What You Need to Know About Your SOLAR ENERGY SYSTEM

What You Need to Know About Your SOLAR ENERGY SYSTEM

The sun provides abundant solar energy that can be used to provide electricity and heat. Solar power is a renewable resource that offers several advantages over traditional energy sources.

It can help reduce electricity costs and environmental impacts. Solar systems can also qualify for rebates and tax credits to further lower the upfront cost of installation.

Solar panels

Solar panels, also known as photovoltaic modules, are the heart of your solar energy system. They convert direct sunlight into electrical energy and are composed of interconnected silicon cells. A single solar panel generates only a few watts of electricity, but multiple panels can be combined in series or parallel to increase voltage and current output.

Silicon (atomic number 14 on the periodic table) is the primary material used in solar cells because it can absorb and convert sunlight into energy. Solar cells are also found in computers and nearly every electronic device on the planet. When sunlight hits a solar cell, electrons are activated and flow through the cell’s wires to produce DC electricity. This electricity is then gathered by the other cells in your solar panel, creating the electrical output you see on your meter.

There are two types of silicon solar panels: monocrystalline and polycrystalline. Mono cells are made from one solid silicon crystal, and are typically more efficient than poly cells. Both options are available for residential use.

In addition to being a clean, renewable energy source, solar power is also highly efficient and cost-effective. A solar PV system can reduce or eliminate your dependence on fossil fuels and help protect you against rising utility rates. Solar systems require little maintenance and can last up to 25 years.


An inverter is one of the most important components in your solar energy system. It converts direct current (DC) electricity, which is what a solar panel produces, into the alternating current (AC) electricity that your appliances use.

DC electricity travels in only one direction. Inverters are able to change this by using solid-state devices such as IGBTs (Insulated Gate Bipolar Transistors). These create an H-bridge that oscillates between the solar inverter off grid negative and positive poles of a battery to create AC electricity.

The inverter must also be able to manage peaks in power production. These are moments when the output voltage increases from zero to its maximum value and then back down again. Inverters that can handle these peaks have what is called a high surge rating.

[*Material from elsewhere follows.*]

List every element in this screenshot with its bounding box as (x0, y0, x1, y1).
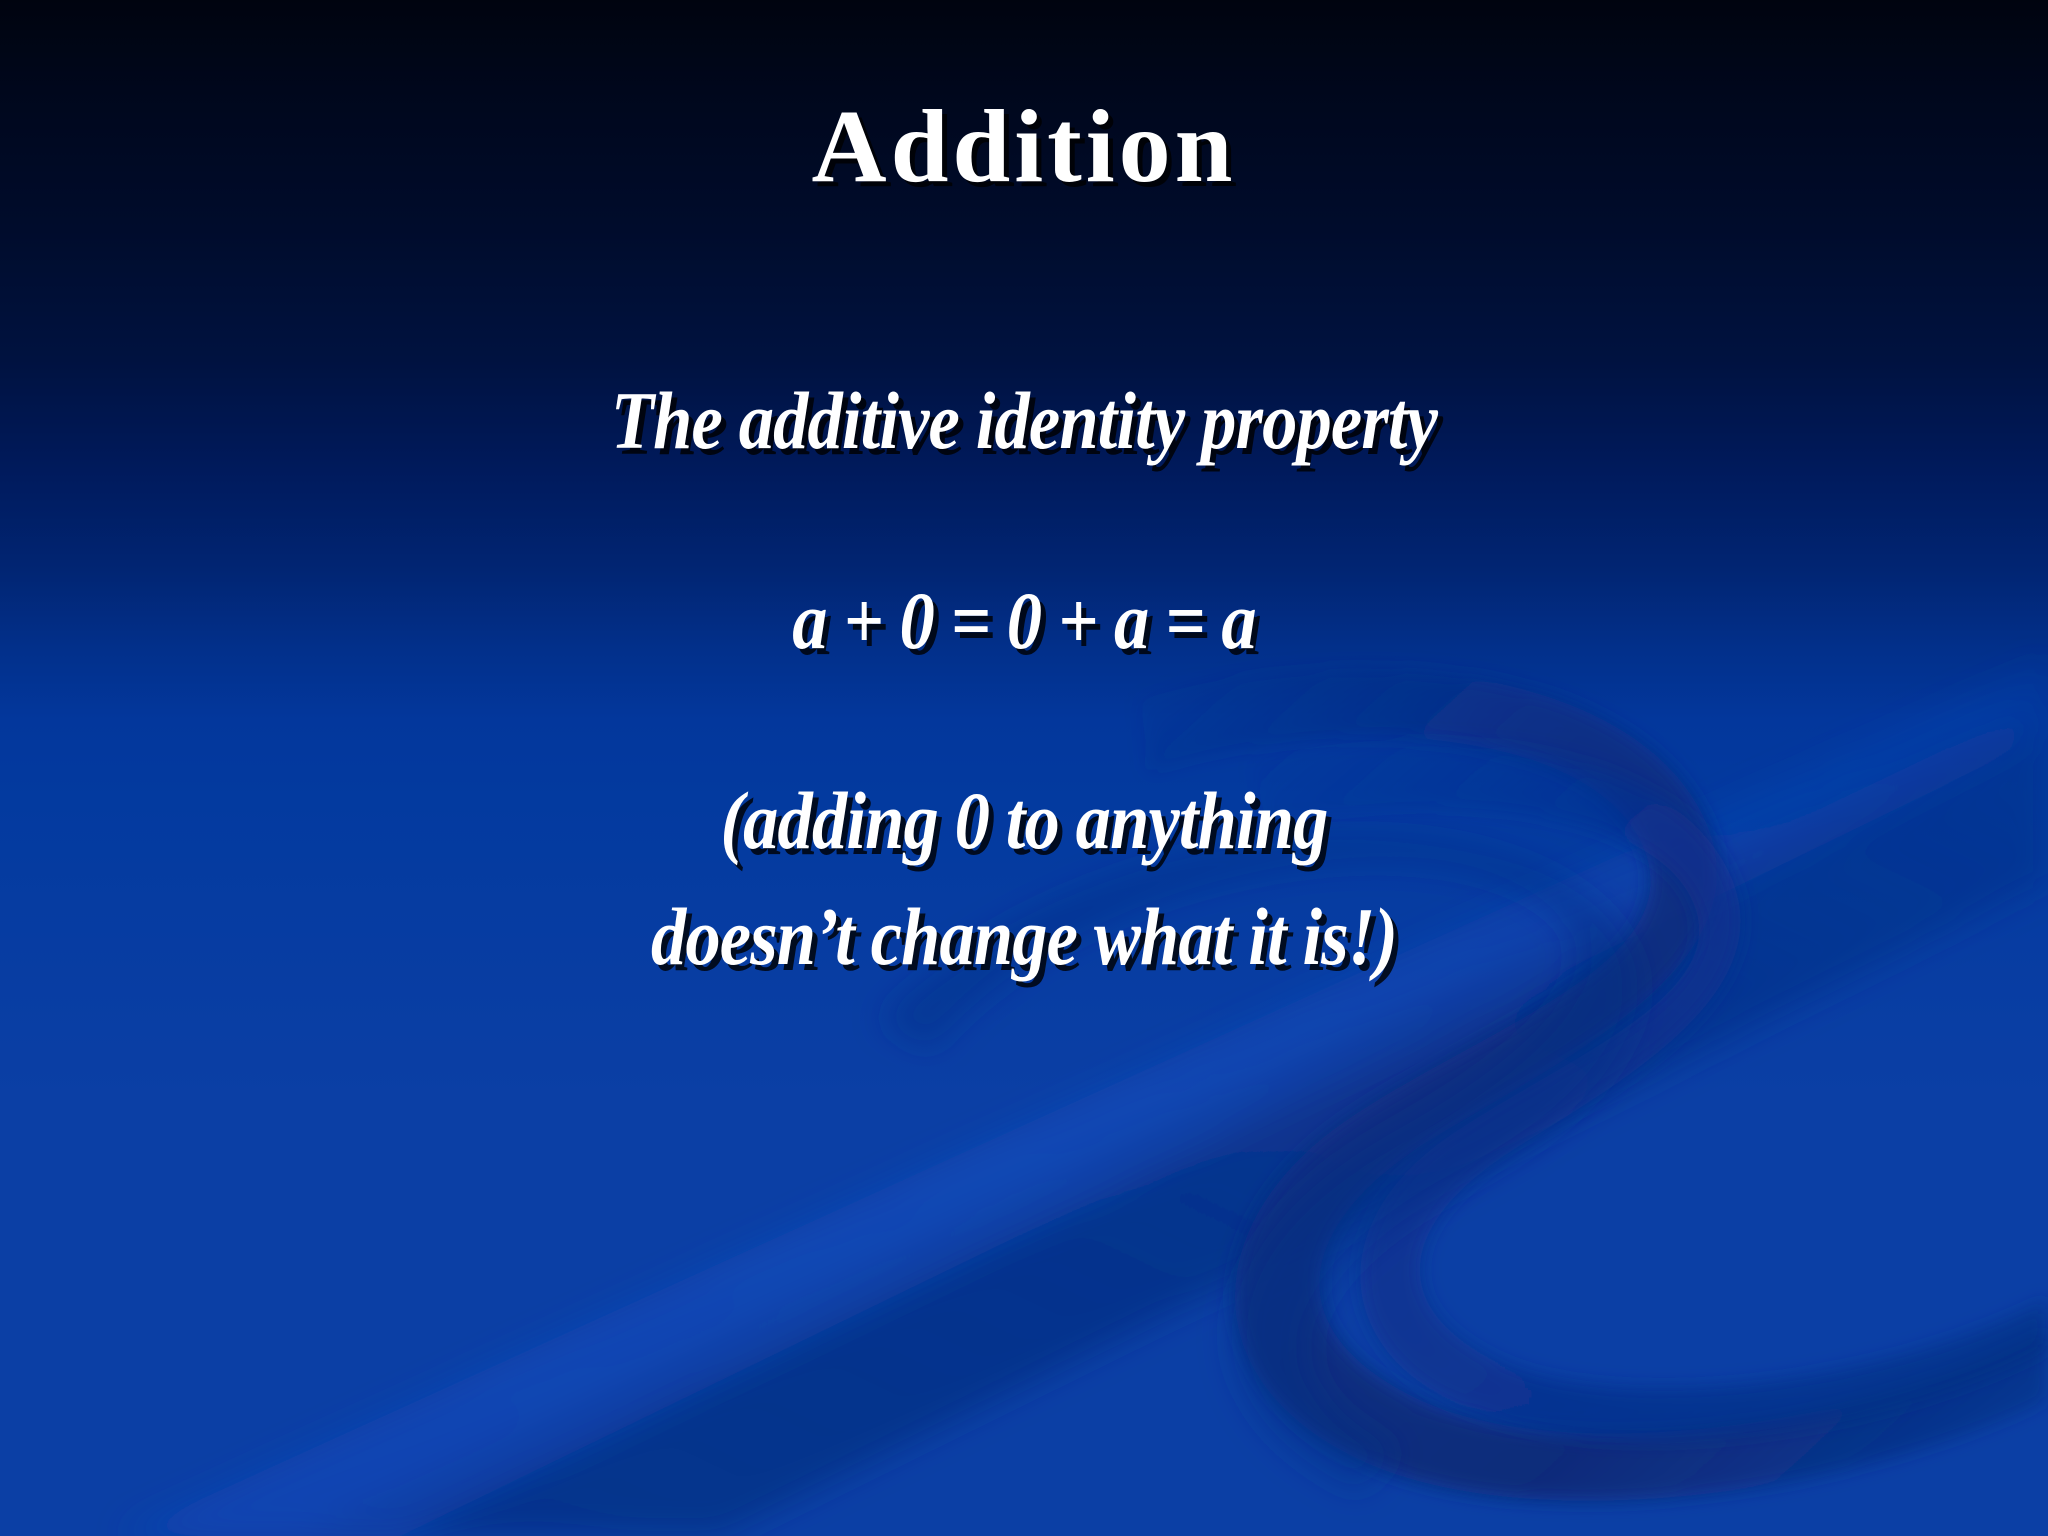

A good way to find out if you have an inverter with a high surge rating is to check the amps it can deliver under peak load. Then you can compare this to the appliance’s name tag rating.

Some people choose to go with a hybrid inverter to reduce their installation costs. This combines solar panels with a battery to provide energy backup. However, it is more expensive than a standard inverter and is not suitable for all outdoor solar lights for yard roof types. If you do opt for a hybrid, be sure to carefully evaluate all options when choosing the type of battery and roof it can be used on.


Batteries store energy to be used later, helping to make solar systems more reliable and decreasing dependence on the grid. They also help homeowners avoid utility peak-time rates.

There are four main types of solar batteries: lead-acid, lithium-ion, nickel cadmium and flow batteries. Each battery type has its own pros and cons, but they all work in the same way to provide power when solar panels aren’t generating electricity.

The first thing to consider when selecting a battery is its capacity. You need to know how many appliances it can power at once, as well as what types of appliances it can power. You should also look at the depth of discharge (DoD) and charge rate to understand how much life it will have.

Lithium-ion batteries are the most popular choice for residential solar storage due to their long lifespan, high efficiency and lack of maintenance requirements. They can be installed in a variety of locations and don’t have the same sensitivity to temperature that other battery types have.

Nickel-cadmium batteries are another option for solar storage because of their affordability and longevity. However, they have a low DoD and must be disposed of properly. Flow batteries are an emerging technology that can hold large amounts of energy and operate at extreme temperatures. Currently, only a few brands produce flow batteries for solar use and they are relatively expensive.


The solar charge controller bridges the gap between your solar panels and your battery bank, regulating how the power is transferred. It also protects the batteries from overcharging or overdischarging by disconnecting them at a set voltage. The type of controller you need depends on the type of solar panel you have.

A shunt type controller measures the current coming from the solar panel and when the output reaches a set voltage value, it disconnects the circuit to the battery. They are commonly used in small, off-grid systems and are cheaper than other types of charge controllers.

Pulse Width Modulation or PWM controllers are heavily tested technology that uses passive heat sink cooling to prevent overheating, and can be sized up to 60 amps. They have a limited capacity for system growth and are best used in smaller systems where the size of the solar array and battery bank is consistent with the current load.

Maximum Power Point Tracking, or MPPT, controllers are more expensive than PWM but have better performance and efficiency. MPPT constantly sweeps through the PV voltage to find the sweet spot that maximizes solar energy transfer.

Whether you have a battery inverter or a Powerwall, your solar energy system will be able to tell when your battery is full, and will only pull as much power as your home needs to avoid overcharging your batteries. Your solar energy system will also have a setting for Permission to Export that lets you decide when to allow your solar to export to the grid.